Polemik sertifikasi perkawinan tak kunjung selesai ditengah masyarakat karena berbagai macam persepsi negatif terhadap wacana pemerintah ini. Satu hal umum yang dianggap menjadi efek dari sertifikasi perkawinan adalah mempersulit urusan pribadi masyarakat.
Masyarakat banyak beranggapan bahwa kata sertifikasi berarti harus ada proses yang dilalui untuk mendapatkan sertifikat nikah tersebut.

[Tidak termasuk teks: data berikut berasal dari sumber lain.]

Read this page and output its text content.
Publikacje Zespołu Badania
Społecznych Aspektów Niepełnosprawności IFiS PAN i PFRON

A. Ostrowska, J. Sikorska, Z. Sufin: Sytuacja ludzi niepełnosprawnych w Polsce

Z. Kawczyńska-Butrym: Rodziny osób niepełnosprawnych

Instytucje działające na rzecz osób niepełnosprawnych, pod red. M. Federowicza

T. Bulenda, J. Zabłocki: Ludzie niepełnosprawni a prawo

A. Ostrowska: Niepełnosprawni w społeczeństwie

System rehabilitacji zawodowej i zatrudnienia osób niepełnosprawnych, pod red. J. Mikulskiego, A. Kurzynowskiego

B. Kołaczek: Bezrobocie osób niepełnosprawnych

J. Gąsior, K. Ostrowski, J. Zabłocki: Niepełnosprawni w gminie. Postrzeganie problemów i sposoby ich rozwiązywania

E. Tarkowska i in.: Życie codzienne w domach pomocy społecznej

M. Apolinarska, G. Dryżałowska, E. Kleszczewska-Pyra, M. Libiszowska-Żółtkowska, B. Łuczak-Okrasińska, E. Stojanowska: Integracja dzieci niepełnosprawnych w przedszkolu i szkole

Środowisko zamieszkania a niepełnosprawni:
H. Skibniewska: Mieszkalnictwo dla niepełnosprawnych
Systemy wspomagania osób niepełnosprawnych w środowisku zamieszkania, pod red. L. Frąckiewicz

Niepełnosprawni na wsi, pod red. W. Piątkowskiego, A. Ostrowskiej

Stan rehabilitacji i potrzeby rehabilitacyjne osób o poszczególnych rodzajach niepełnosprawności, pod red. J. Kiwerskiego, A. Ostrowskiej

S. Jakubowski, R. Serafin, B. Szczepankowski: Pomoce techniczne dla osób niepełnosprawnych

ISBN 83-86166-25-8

Anggapan tersebut sepenuhnya tidak benar. Sertifikasi perkawinan justru semakin mempermudah masyarakat dalam melakukan perencanaan nikah, perencanaan rumah tangga, kesehatan, finansial, hingga masalah masa depan anak.
Jadi, persepsi tersebut jauh berbanding terbalik dengan tujuan pemerintah mengadakan sertifikasi perkawinan ini.
Dari pemerintah itu sendiri, sertifikasi perkawinan secara spesifik dan khusus bertujuan untuk mempersiapkan sumber daya manusia (SDM) yang unggul, memberikan bekal terutama aspek keagamaan hingga kesehatan, memberikan pemahaman kesehatan alat reproduksi dan penyakit berbahaya, memberi pemahaman masalah gizi dan stunting anak dan menekan angka perceraian.
Dari berbagai tujuan tersebut, pemerintah berpandangan bahwa masyarakat memang perlu dididik dalam berbagai aspek sebelum para calon pasangan memantapkan niatnya untuk menikah.
Dari sisi pengembangan SDM, upaya pemerintah dalam membangun SDM yang unggul dan maju merupakan fokus pemerintahan Jokowi-Amin pada periode 2019-2024 setelah pada periode pertama fokus dalam pembangunan infrastruktur.
Pembangunan manusia dimulai dari bimbingan calon suami-isteri agar bisa mendidik anak dengan cara yang baik sehingga kedepan menjadi generasi penerus bangsa yang cerdas.
Pemerintah juga membekali bekal keagamaan hingga kesehatan secara berimbang agar pasangan yang akan menikah memiliki pemahaman yang mumpuni dalam menyeimbangkan sisi spiritual dengan aktivitas sehari-hari.
Hal berikut yang menjadi perhatian pemerintah adalah soal kasus perceraian yang masih sangat tinggi di Indonesia. Perceraian jelas sangat tidak baik bagi keharmonisan keluarga, terutama anak yang pada dasarnya membutuhkan kasih sayang kedua orang tua.
Sepanjang tahun 2018, menurut Badan Peradilan Agama Mahkamah Agung ada 375.714 kasus perceraian dan ini terus meningkat dari tahun ke tahun. Tingginya kasus perceraian ini disebabkan oleh ketidaksiapan dalam menjalani hubungan rumah tangga baik secara mental, finansial dan sikap saat menghadapi masalah.